I've got an e36 coupe lined up to do a horn install in. It got me thinking about getting a new daily driver and doing a similar install.

e36's are cheap here, but I'd rather something a little younger if it'd work out. Putting a 5k plus system in a car worth 2k... not so sure there.

As it's a daily any 5 or 7 series are ruled out. I have arthritis in my back so it has to be fairly comfy.. and I'm a BMW guy 

Any recommendations? I know the e46's aren't supposed to be as good because of the dash, but how much difference is there? Are there any other recommended options?

Any input would be much appreciated!
Thanks


----------



## Mic10is (Aug 20, 2007)

E46 can work just fine but don't have as much room in the kick panels but horns under dash and mids in doors can work well bc mids are far fwd and low.
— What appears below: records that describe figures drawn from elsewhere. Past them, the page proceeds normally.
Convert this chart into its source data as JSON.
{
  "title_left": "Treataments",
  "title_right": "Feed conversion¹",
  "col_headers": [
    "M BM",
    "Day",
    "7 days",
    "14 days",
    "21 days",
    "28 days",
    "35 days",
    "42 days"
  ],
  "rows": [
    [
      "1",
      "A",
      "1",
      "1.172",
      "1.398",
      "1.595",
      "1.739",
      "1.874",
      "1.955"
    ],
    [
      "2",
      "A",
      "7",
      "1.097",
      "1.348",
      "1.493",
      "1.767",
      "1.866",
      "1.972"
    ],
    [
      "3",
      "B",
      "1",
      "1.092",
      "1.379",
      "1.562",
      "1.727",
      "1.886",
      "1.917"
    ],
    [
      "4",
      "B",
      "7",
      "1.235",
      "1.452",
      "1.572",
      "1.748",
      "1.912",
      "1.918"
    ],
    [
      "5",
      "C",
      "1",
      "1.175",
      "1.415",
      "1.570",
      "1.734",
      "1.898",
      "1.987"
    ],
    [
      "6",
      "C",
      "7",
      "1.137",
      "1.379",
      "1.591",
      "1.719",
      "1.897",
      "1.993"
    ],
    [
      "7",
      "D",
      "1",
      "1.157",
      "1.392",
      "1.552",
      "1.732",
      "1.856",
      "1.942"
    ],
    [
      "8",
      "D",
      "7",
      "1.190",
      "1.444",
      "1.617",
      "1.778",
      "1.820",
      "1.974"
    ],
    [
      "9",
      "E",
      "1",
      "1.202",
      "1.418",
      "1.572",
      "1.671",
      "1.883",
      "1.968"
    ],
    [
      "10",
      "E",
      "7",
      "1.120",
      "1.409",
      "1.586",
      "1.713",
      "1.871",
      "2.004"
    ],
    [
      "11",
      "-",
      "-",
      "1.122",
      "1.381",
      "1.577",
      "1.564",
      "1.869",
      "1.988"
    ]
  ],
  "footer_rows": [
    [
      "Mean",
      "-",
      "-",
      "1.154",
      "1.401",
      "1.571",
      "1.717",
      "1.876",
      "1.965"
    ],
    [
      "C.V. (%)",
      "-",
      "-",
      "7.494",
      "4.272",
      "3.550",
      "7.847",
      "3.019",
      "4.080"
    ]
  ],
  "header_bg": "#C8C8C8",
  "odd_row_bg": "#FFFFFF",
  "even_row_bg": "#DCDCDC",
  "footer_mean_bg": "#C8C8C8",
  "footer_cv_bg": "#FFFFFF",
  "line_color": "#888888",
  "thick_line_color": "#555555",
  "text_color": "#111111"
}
E36 Coupe work awesome for horns. You can recess Mini horns way under the dash so they aren't visible and fit 8s in kick panels and 5" mids below that. You can also fit a 10" sub in pass footwear

Look for my bmw pics if you haven't seen them. I debuted my coupe and won Iasca finals then MECA finals a few years later. Then built a Ti that did really well


----------